Invité de l'émission: Frédéric Lasserre, professeur agrégé au Département de Géographie de l’Université de Laval (UL).

L’ONU a déclaré l’année 2013 comme celle de la coopération dans le domaine de l'eau. Mais une fois n'est pas coutume, pour introduire le sujet, je vais vous partager une anecdote personnelle. C'était en mars 2008, je revenais d'une première expérience professionnelle au Québec où l'hiver, vous vous en souvenez peut-être, avait été assez rude, avec des records de chutes de neige. Je devais cette fois me rendre à Chypre pour réaliser un autre stage dans le cadre de mes études. Pour ceux d'entre vous qui ne saurait pas où se trouve cette île, nous sommes à environ 100 km au sud de la Turquie et 150 à l'ouest d'Israël. Je vous laisse imaginer l’amplitude thermique que j’ai vécue !

Un Chypriote m’accueille à l’aéroport et me conduit en voiture depuis Larnaca, une ville située sur la côte sud jusque Nicosie, la capitale, située au tiers nord de l’île. Les paysages ont de magnifiques teintes ocres mais quand j’en fais la remarque au chauffeur, celui-ci me répond qu’habituellement, les paysages ne sont pas aussi secs, mais il n’a pas plu sur l’île depuis près de deux ans. Arrive le premier jour de mon stage et lorsque je me rends à la salle de bains : impossible d’avoir de l’eau: la distribution en avait été coupée. Vous pouvez aisément comprendre mon malaise devant l’impossibilité pour moi de me laver lors de mon premier jour de stage, qui plus est dans les milieux diplomatiques.

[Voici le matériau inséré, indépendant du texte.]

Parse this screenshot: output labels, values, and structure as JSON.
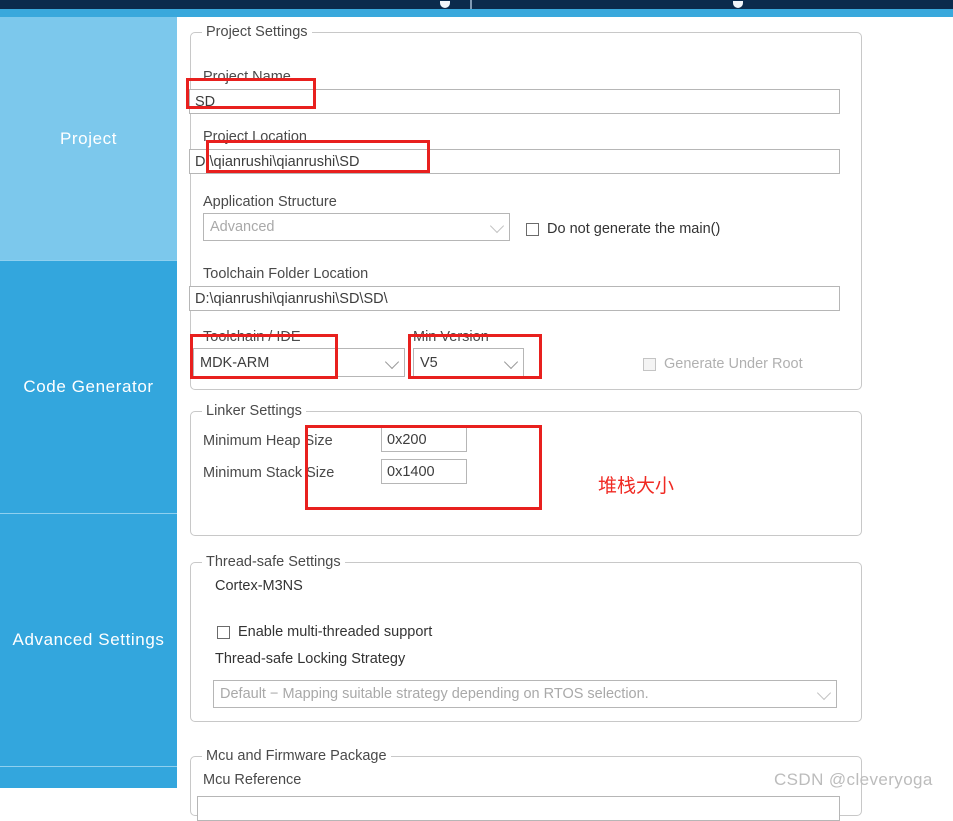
{
  "window": {
    "accent_color": "#39a8dc",
    "titlebar_color": "#0b2b4d"
  },
  "sidebar": {
    "selected_index": 0,
    "selected_color": "#7cc8ec",
    "base_color": "#33a6dd",
    "items": [
      {
        "label": "Project"
      },
      {
        "label": "Code Generator"
      },
      {
        "label": "Advanced Settings"
      },
      {
        "label": ""
      }
    ]
  },
  "project_settings": {
    "title": "Project Settings",
    "project_name_label": "Project Name",
    "project_name_value": "SD",
    "project_location_label": "Project Location",
    "project_location_value": "D:\\qianrushi\\qianrushi\\SD",
    "application_structure_label": "Application Structure",
    "application_structure_value": "Advanced",
    "do_not_generate_main_label": "Do not generate the main()",
    "do_not_generate_main_checked": false,
    "toolchain_folder_label": "Toolchain Folder Location",
    "toolchain_folder_value": "D:\\qianrushi\\qianrushi\\SD\\SD\\",
    "toolchain_ide_label": "Toolchain / IDE",
    "toolchain_ide_value": "MDK-ARM",
    "min_version_label": "Min Version",
    "min_version_value": "V5",
    "generate_under_root_label": "Generate Under Root",
    "generate_under_root_checked": false
  },
  "linker_settings": {
    "title": "Linker Settings",
    "heap_label": "Minimum Heap Size",
    "heap_value": "0x200",
    "stack_label": "Minimum Stack Size",
    "stack_value": "0x1400"
  },
  "thread_safe_settings": {
    "title": "Thread-safe Settings",
    "core_label": "Cortex-M3NS",
    "enable_multithread_label": "Enable multi-threaded support",
    "enable_multithread_checked": false,
    "locking_strategy_label": "Thread-safe Locking Strategy",
    "locking_strategy_value": "Default  −  Mapping suitable strategy depending on RTOS selection."
  },
  "mcu_firmware": {
    "title": "Mcu and Firmware Package",
    "mcu_reference_label": "Mcu Reference"
  },
  "annotations": {
    "stack_note_cn": "堆栈大小",
    "note_color": "#f02a23"
  },
  "watermark": {
    "text": "CSDN @cleveryoga"
  }
}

Sauf que je ne vous parle pas là d’un pays du tiers-monde : Chypre était l’un des pays les plus développés parmi ceux qui sont entrés dans l’union européenne en 2004 même s’il a depuis connu quelques difficultés économiques et financières. Je peux vous assurer qu’après une telle expérience, puisque cela est arrivé plusieurs fois durant mon séjour, y compris lors d’été lors de températures supérieures à 40 degrés sans le facteur Humidex. On en vient à réfléchir sur la question de l’utilisation de l’eau et le gâchis que l’on en fait dans les pays développés lorsque celle-ci vient à manquer pour un geste aussi simple que celui de se laver.

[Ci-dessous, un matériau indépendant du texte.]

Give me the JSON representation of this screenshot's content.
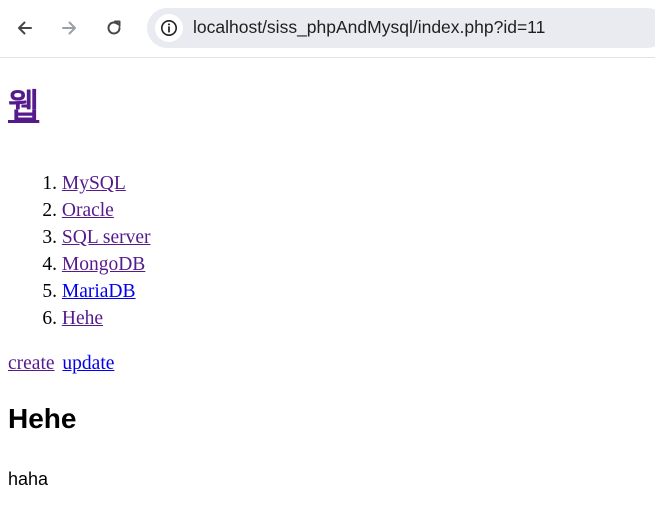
{
  "browser": {
    "back_icon": "arrow-left-icon",
    "forward_icon": "arrow-right-icon",
    "reload_icon": "reload-icon",
    "site_info_icon": "info-icon",
    "url": "localhost/siss_phpAndMysql/index.php?id=11"
  },
  "page": {
    "title": "웹",
    "menu": [
      {
        "number": "1.",
        "label": "MySQL",
        "state": "visited"
      },
      {
        "number": "2.",
        "label": "Oracle",
        "state": "visited"
      },
      {
        "number": "3.",
        "label": "SQL server",
        "state": "visited"
      },
      {
        "number": "4.",
        "label": "MongoDB",
        "state": "visited"
      },
      {
        "number": "5.",
        "label": "MariaDB",
        "state": "unvisited"
      },
      {
        "number": "6.",
        "label": "Hehe",
        "state": "visited"
      }
    ],
    "create_label": "create",
    "update_label": "update",
    "doc_title": "Hehe",
    "doc_body": "haha"
  },
  "colors": {
    "visited_link": "#551a8b",
    "unvisited_link": "#0000ee",
    "addressbar_bg": "#e9ebf1"
  }
}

Je vous passe les détails sur les péripéties logistiques et géopolitiques afin que Chypre puisse recevoir de l’eau venue de Grèce et non de Turquie, pourtant plus proche, avec laquelle elle est en conflit depuis 1974, afin d’assurer ses nombreux besoins en eau durant l’été : l’agriculture, l’industrie, le tourisme.

Bref, à la lumière de cet exemple, vous percevez bien l’enjeu que nous allons aborder aujourd’hui : celui d’une juste répartition de l’eau, laquelle ne concerne pas uniquement les pays les moins développés.